I am a London-based art historian, curator and editor specialising in twentieth-century photography, artists’ moving image and performance with a particular interest in the intersections of art practice, identity and spatial politics. Drawing on theoretical insights to reappraise the archive, much of my present writing circulates around LGBTQ+ artmaking and the presence of queer and trans life in public culture, social movements and historical paradigms. My curatorial practice extends these concerns through an interest in activating transgenerational engagements with archives, material and form.

I am currently working on two projects, the first an exploration of the writing of queer and trans visual cultures in the context of photography’s relationship to policing in Britain since the 1920s and the second a monograph which takes a non-exceptionalising look at ecological art and activism after 1960 to consider what can be learned from shared moments of activation, connection and commiseration.

As a curator of the 8th Triennial of Photography Hamburg 2022, I co-curated the exhibition, Currency: Photography Beyond Capture at Deichtorhallen—Halle für aktuelle Kunst, Hamburg alongside Koyo Kouoh, Rasha Salti and Oluremi C. Onabanjo, and acted as commissioning editor for Allegories of the Visible, publishing new writing on photography throughout 2021–22. For 2022, I am a guest curator at Country SALTS, Bennwil, Baselland and a member of the Emerging Curators Network (Paul Mellon Centre/Tate). Other curatorial projects I have contributed to include Dig Where You Stand, an exhibition-within-an-exhibition for the 57th Carnegie International in Pittsburgh that responded to the museum’s collections (2018–19), ZEITSPUREN: The Power of Now, an exhibition that brought together works around an exploration of time and contemporaneity at Kunsthaus Pasquart, Biel (2018), and ATARAXIA, a four-part series organised by Salon Suisse for the 57th Venice Biennale (2017).

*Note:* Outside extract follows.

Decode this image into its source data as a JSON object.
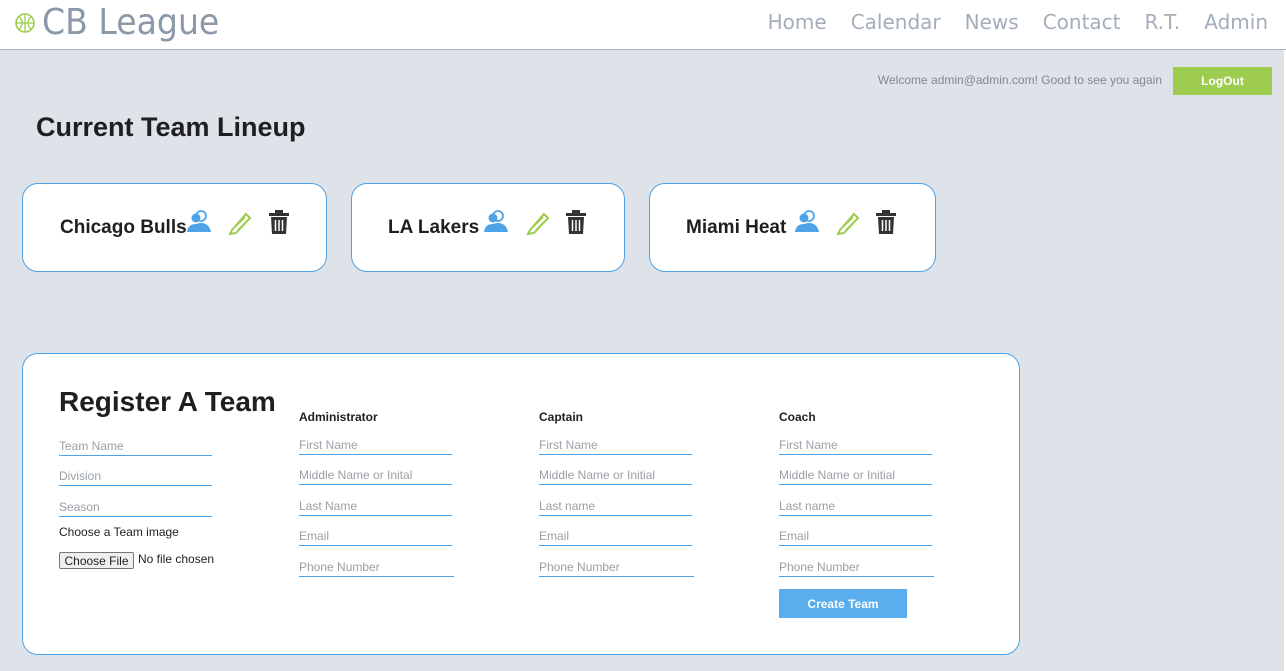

I hold a PhD in Art History at UCL, where I wrote a thesis on a history of ecological affects in contemporary visual art relating to queer and feminist artistic engagements with environmental and spatial contexts. The project developed a queer ecocritical approach to address how social norms undergird political movements and to uncover unique aesthetic approaches that enrich and challenge the historiography of art about ecological crisis. Mapping key coordinates between queer and trans, critical race and ecocritical methodologies, ideas and conceptual forms across key points in their contemporary development, this research has been funded by the Arts and Humanities Research Council (AHRC) and the Terra Foundation for American Art and supported in an IPS fellowship at the Huntington Library in 2020.

My writing and criticism has appeared in Another Gaze, Map Magazine, König Magazine and Sculpture Journal, as well as publications Lucid Knowledge: On the Currency of the Photographic Image (Hatje Cantz, 2022), I Have Grown Taller From Standing with Trees (Copenhagen Contemporary, 2019) and Dispatch (Dancing Foxes Press, 2019).